Three works were published this year (2019) with so called dipolar gases. This is a natural way to use atoms with strong magnetic moments.These atoms are distinct for their long-range dipole-dipole interactions. In these works periodicity follow from the intrinsic interactions, in contrast to previously used schemes, where the cause were the periodic optical potentials. [3][4][5].
Pfau's group investigated an appearence of droplets in dilute superfluid BEC of 162Dy. It happens in a small region of interaction strengths. This regime is surrounded by the regular BEC and isolated droplets phases. They are preparing BEC cloud and probe in situ with a far-detuned phase contrast imaging or time of flight absorption imaging. In situ measurement reveals density modulation. The time of flight expansion demonstrates an interference pattern depending on the expansion time.
The last group (Ferlaino) have compared creation of the phase in 166Er and 164Dy. At first they perform numerical simulation, when they solved an extended Gross-Pitaevskii equation. They noticed that at high scattering lengths (as>as*) density profile corresponds to a regular dilute BEC. For the scattering lengths below this critical value ground state has periodically modulated density (see Fig.1). They prepare ultra-cold atoms in a cigar-shape trap, they ramp scattering length via Feischbach resonance to a different values and observe three distinct phases.
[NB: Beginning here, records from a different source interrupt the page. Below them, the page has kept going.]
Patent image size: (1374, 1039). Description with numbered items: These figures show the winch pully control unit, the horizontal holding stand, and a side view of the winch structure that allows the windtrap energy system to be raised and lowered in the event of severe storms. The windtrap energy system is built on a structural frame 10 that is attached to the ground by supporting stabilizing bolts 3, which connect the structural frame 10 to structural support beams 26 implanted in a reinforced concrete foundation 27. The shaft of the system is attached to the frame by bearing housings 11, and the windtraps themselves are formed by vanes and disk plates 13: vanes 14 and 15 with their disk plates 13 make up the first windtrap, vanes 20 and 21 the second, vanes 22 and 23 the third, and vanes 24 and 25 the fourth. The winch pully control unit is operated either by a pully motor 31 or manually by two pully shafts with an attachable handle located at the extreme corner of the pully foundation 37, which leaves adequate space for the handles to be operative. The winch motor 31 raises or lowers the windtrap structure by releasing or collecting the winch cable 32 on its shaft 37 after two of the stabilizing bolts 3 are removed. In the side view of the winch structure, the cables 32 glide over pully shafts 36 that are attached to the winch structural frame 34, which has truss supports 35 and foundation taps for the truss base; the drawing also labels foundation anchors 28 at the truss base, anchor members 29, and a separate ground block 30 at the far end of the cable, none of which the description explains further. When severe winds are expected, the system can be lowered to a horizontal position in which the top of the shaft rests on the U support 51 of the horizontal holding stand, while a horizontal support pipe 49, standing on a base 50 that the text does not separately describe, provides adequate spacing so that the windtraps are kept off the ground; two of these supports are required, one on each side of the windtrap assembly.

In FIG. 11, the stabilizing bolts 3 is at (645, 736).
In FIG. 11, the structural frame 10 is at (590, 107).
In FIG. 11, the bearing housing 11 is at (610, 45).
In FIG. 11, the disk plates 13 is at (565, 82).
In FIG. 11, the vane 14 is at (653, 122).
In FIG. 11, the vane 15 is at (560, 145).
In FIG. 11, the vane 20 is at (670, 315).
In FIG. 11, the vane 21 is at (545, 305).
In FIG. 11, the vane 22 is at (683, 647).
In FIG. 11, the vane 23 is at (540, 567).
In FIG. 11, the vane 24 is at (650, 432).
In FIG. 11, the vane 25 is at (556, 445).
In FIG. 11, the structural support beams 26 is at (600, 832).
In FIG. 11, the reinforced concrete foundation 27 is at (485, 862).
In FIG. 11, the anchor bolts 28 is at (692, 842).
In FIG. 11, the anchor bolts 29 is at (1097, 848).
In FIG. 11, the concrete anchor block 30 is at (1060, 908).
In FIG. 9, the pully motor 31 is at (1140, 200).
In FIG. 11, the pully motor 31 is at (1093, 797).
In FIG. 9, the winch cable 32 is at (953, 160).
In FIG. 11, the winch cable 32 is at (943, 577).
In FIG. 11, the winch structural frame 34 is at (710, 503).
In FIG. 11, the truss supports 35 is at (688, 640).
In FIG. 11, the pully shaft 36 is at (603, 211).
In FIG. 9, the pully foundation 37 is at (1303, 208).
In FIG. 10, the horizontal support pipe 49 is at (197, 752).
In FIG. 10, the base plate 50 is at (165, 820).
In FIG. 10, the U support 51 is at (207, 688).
In conclusion, in the latest works groups theoretically have proven an existence of three phases. They experimentally demonstrated self-organized density modulation and phase coherence between separate droplets. The more rigorous proof of the superfluidity would be an observation of collective excitations (phononic and rotonic modes). As well exemplary experiments would be quantized vortices or measuring the transport properties through the narrow aperture.
References
- ↑ Li, Jun-Ru, et al. "A stripe phase with supersolid properties in spin–orbit-coupled Bose–Einstein condensates." Nature 543.7643 (2017): 91
- ↑ J. Léonard, A. Morales, P. Zupancic, T. Esslinger, and T. Donner, “Supersolid formation in a quantum gas breaking a continuous translational symmetry,” Nature 543, 87 (2017)
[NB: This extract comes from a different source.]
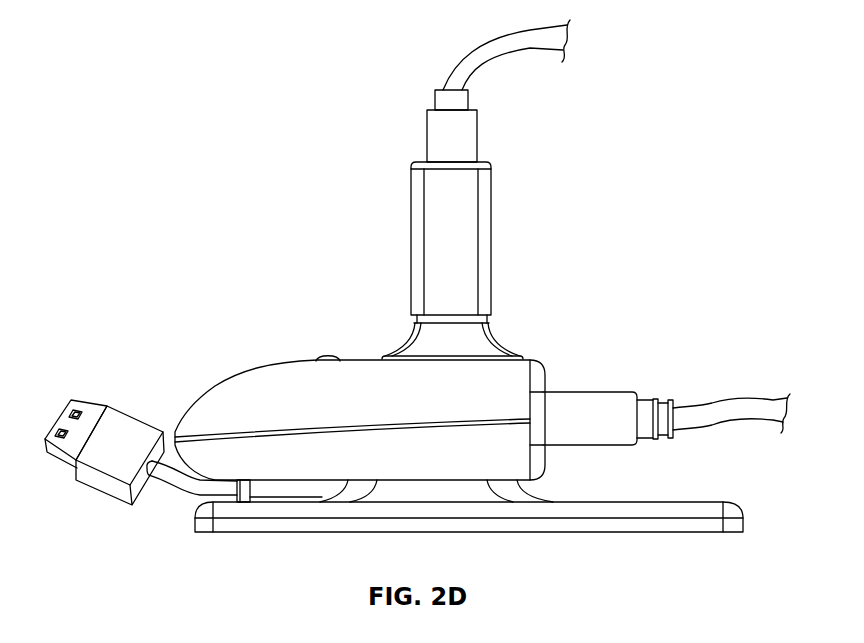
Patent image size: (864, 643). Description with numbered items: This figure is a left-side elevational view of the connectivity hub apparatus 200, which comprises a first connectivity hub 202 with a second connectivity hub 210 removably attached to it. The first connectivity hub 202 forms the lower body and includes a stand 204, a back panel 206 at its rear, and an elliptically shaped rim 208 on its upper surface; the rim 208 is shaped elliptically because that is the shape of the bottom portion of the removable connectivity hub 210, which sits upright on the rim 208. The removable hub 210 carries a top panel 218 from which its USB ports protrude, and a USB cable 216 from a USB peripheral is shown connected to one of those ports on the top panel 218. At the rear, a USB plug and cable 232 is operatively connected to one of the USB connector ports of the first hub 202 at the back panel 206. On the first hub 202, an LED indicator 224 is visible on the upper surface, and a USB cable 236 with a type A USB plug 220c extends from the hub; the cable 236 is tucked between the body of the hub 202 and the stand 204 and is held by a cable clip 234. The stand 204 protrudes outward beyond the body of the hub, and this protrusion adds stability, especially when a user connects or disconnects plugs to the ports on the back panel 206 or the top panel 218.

- ↑ L. Tanzi, E. Lucioni, F. Famà, J. Catani, A. Fioretti, C. Gabbanini, R. N. Bisset, L. Santos, and G. Modugno, “Observation of a dipolar quantum gas with metastable supersolid properties,” Phys. Rev. Lett. 122, 130405 (2019).
- ↑ Böttcher, Fabian, et al. "Transient supersolid properties in an array of dipolar quantum droplets." Physical Review X 9.1 (2019): 011051.
- ↑ Chomaz, L., et al. "Long-lived and transient supersolid behaviors in dipolar quantum gases." arXiv preprint arXiv:1903.04375 (2019).